30. When confiscated assets are merged into the State budget,
they are of course used for public purposes, but the public cannot
make the link between their public re-use and the criminal origin
of the confiscated assets. The thing that distinguishes social re-use
of confiscated assets from their traditional transfer to the State
budget is the visibility of confiscated criminal assets for the
citizens that benefit from them and for society as a whole.
Note The
importance of this visibility was also stressed by all of the experts
at our hearing in January 2022.
31. This EU study also presents the various institutional approaches
in the member States, identifying three models: a centralised approach
with specialised central institutions, a centralised approach with
non-specialised institutions and a decentralised approach. The study,
co-authored by one of the experts at our hearing, Ms Vettori, recommends
adopting a centralised approach with a specialised institution for
the management of confiscated assets and their social re-use. The
study’s other recommendations to Member States include ensuring
civil society participation, both in the decision-making process
regarding the social re-use of confiscated assets and as beneficiaries
of the assets in question.
2.3 The United Nations Convention against
Corruption and the StAR Initiative
32. The UNCAC introduced a new
framework to facilitate the search, freezing, seizure, confiscation
and return of assets stolen by means of corruption and hidden in
foreign jurisdictions. The confiscation of the proceeds of criminal
activities is regarded as a vital tool in the fight against criminal
organisations.
33. The UNCAC is the most comprehensive instrument for international
co-operation in the recovery of stolen assets. It includes a specific
chapter (Chapter V) on asset recovery, whose aim is to return property
to its legitimate owners, including countries cheated by their own
corrupt leaders. Article 51 of the Convention stipulates that “the
return of assets pursuant to this chapter is a fundamental principle
of this Convention” and Article 57 states explicitly that States
Parties must give priority consideration to “returning such property
to its prior legitimate owners or compensating the victims of the
crime”.
34. Although this convention was regarded as a major step in the
right direction, it still does not make express reference to the
subsequent use of confiscated funds. At no point, in fact, does
it mention the re-use of confiscated criminal assets for social
or community projects.
35. The
UNODC and the World Bank have launched both the Stolen Asset
Recovery Initiative or
StAR Initiative and other measures relating to the confiscation and
recovery of assets. The StAR Initiative supports international efforts
to put an end to tax havens for the proceeds of corruption and offers
platforms for dialogue and co-operation. Accordingly, it facilitates
contacts between the various authorities involved in illegal asset recovery.

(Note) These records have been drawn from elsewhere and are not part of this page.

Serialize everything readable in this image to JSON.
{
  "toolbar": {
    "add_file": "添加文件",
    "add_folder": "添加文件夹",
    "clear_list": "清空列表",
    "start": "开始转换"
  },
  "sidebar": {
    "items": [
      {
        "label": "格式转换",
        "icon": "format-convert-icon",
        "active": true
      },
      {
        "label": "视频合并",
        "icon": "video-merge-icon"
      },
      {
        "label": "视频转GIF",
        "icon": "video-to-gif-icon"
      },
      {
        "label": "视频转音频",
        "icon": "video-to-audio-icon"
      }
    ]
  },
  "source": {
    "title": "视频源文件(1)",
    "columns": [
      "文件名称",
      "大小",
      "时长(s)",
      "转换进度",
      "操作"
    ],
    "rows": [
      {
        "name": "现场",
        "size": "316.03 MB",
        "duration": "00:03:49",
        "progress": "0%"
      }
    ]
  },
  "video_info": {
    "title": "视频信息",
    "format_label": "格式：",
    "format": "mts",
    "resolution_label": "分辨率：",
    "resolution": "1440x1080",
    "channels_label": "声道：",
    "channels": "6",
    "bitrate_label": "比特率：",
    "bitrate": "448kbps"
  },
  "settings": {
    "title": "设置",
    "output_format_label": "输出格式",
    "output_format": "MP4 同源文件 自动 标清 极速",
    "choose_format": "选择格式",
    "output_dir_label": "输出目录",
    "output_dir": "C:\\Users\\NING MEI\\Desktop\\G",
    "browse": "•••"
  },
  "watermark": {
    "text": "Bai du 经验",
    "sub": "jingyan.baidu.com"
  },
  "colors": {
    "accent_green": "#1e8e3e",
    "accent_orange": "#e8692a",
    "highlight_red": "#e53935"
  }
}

36. The StAR initiative works with world organisations, particularly
the Conference of States Parties to the UNCAC, the G8, the G20 and
the Financial Action Task Force (FATF), to win over decision makers
and liaise with them.
37. The role of civil society in the process of illegal asset
recovery was discussed in depth at the
GFAR. The principles adopted at this forum follow on from
the work of the UNODC and the appeal launched in the Addis Ababa
Action Agenda (
AAAA) for the international community to devise good practices
in the area of confiscated illegal asset recovery.
38. The GFAR principles not only point to the need for international
co-operation on transfrontier illegal asset recovery,
Note but also
place particular emphasis on transparency and accountability in
the return and disposition of recovered assets.
Note Information on the transfer and administration
of returned assets should be made public and made available to the
companies concerned. To ensure that criminals do not benefit any
further from their ill-gotten gains, it is important to establish
clearly who will be the beneficiaries of the recovery process.
Note
39. Lastly, and very importantly, the GFAR principles talk of
the inclusion of non-government stakeholders. Consequently, “civil
society, non-governmental organizations and community-based organizations
should be encouraged to participate in the asset return process,
including by helping to identify how harm can be remedied”.
Note It is also specified that this inclusion must
be provided for and permitted by law, which is only the case in
some Council of Europe member States, as highlighted above.
3 Examples of best practices in re-using
confiscated assets in the Council of Europe member States
40. A majority of the EU member
States covered by the two studies outlined above (paragraphs 21-31)
have not, or not yet, adopted rules to enable or promote the social
re-use of confiscated criminal assets. The replies to my ECPRD questionnaire
show that this is also true for most of the Council of Europe member
countries that are not part of the European Union. Nevertheless,
some European countries have well-established systems to re-use
confiscated assets for social purposes, which may be linked to their
long history of combating organised crime.
3.1 Italy
41. In Italy, various projects
linked to the good use of confiscated assets (
beni
confiscati) have already been set up.
NoteNoteNoteNoteNote The idea of social re-use of confiscated
assets arose in the mid-1990s, when Law No. 109/1996 (
LEGGE
7 marzo 1996, n. 109) allowed the use of assets confiscated from the mafia
for social purposes. This legislation has made it possible, for
example, to transfer confiscated property belonging to a mafioso
or obtained by corruption to a social co-operative.
Note
42. The body responsible for the allocation of confiscated assets
is the National Agency for the Administration and Allocation of
Assets Seized and Confiscated from Organised Crime (
Agenzia Nazionale per l’amministrazione e la
destinazione dei beni sequestrati e confiscati alla criminalità,
ANBSC), as set up by
Decree-Law
No. 4 of 4 February 2010.
Note During my information visit, I
have had an in-depth discussion with its director, the prefect Bruno
Corda. A good number of the “best practices” recommended in the
draft resolution are the result of this meeting.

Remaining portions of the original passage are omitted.